PARA CEZASI VEREBİLECEK
Kurul ayrıca, fahiş fiyat artışı ve stokçuluk uygulamaları ile ilgili ilke ve kuralları belirleyecek. Perakende ticaretin düzenlenmesi hakkında kanunda belirtilen yükümlülüklere aykırı hareket ettiği tespit edilen üretici, tedarikçi ve perakende işletmeler hakkında idari para cezası kararı alacak ve uygulanmasını sağlayacak.

Anayasa’ya aykırı, Rekabet Kurumu diye bir şey var

Ekonomist Veysel Ulusoy, Haksız Fiyat Değerlendirme Kurulu’nu Gazete Pencere’ye değerlendirdi. Türkiye’de serbest piyasa ekonomisi politikası olduğunu vurgulayan Ulusoy, “Öyle bir kurum oluşturamazlar. Çünkü bu Rekabet Kurumu’nun görevleri arasına girer. Böyle oynak bir ekonomik düzlemde zaten fiili olarak Ticaret Bakanlığı, Sanayi Bakanlığı haksızlıklara karşı Zabıta yöntemiyle de müdahale edebiliyor. 2 yıl önce zabıtalar marketleri basıyorlardı. Bunu yapabilir, bunun üzerine çıkmak için yapılan bir kavram.
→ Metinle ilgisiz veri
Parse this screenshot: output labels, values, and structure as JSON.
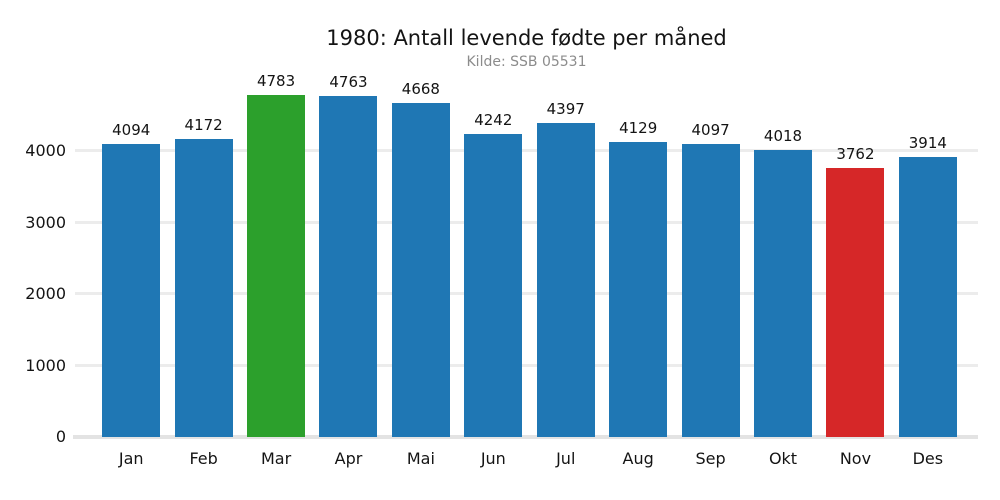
{
  "chart_data": {
    "type": "bar",
    "title": "1980: Antall levende fødte per måned",
    "subtitle": "Kilde: SSB 05531",
    "categories": [
      "Jan",
      "Feb",
      "Mar",
      "Apr",
      "Mai",
      "Jun",
      "Jul",
      "Aug",
      "Sep",
      "Okt",
      "Nov",
      "Des"
    ],
    "values": [
      4094,
      4172,
      4783,
      4763,
      4668,
      4242,
      4397,
      4129,
      4097,
      4018,
      3762,
      3914
    ],
    "bar_colors": [
      "#1f77b4",
      "#1f77b4",
      "#2ca02c",
      "#1f77b4",
      "#1f77b4",
      "#1f77b4",
      "#1f77b4",
      "#1f77b4",
      "#1f77b4",
      "#1f77b4",
      "#d62728",
      "#1f77b4"
    ],
    "highlights": {
      "max_month": "Mar",
      "max_color": "#2ca02c",
      "min_month": "Nov",
      "min_color": "#d62728",
      "default_color": "#1f77b4"
    },
    "value_labels_shown": true,
    "xlabel": "",
    "ylabel": "",
    "yticks": [
      0,
      1000,
      2000,
      3000,
      4000
    ],
    "ylim": [
      0,
      5000
    ],
    "grid": true,
    "legend": "none",
    "style_colors": {
      "background": "#ffffff",
      "grid_line": "#ececec",
      "axis_line": "#e3e3e3",
      "text": "#141414",
      "subtitle_text": "#8c8c8c"
    }
  }
}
Ama Rekabet Kurulu ile çakışacak yöntemleri var, çünkü Rekabet Kurulu Anayasal bir kurumdur. Böyle kriz anlarında, buhran anlamında stokçuluğu önlemek, enflasyonu kontrol altına almak için bir yöntem olarak kullanılan bir kurumlar niteliğinde olacaktır.”
“İçerideki fiyatları baskılamak yöntemiyle aşağı indirmek amaç olarak seçilmiş olabilir ama bu iyi bir yöntem değil. Bu üretimi etkiler, bu tüketimi etkiler, bu bir sonraki aşamada özellikle tarımda kıtlığa neden olabilecek bir olaydır. (Para cezası kesme yetkisi hakkında) Böyle bir yetkileri yok, para kesme cezası belediyelere aittir, burada amaç biraz daha değişik. Özellikle ithalattaki kısıtlamalar kanunla olmadı, Meclis’te konuşulmadı. Buradaki kıtlığı önlemek, ürün dağılımını güya doğal hale getirilmek için yapılan bir şey ama bir bakıma kıtlık yaratacak bir daha da kötüye götürecek mekanizmasıdır bunlar. Anayasaya da aykırı bir şey bu, çünkü Rekabet Kurumu diye bir kurum vardır ve her şeyin üstündedir.”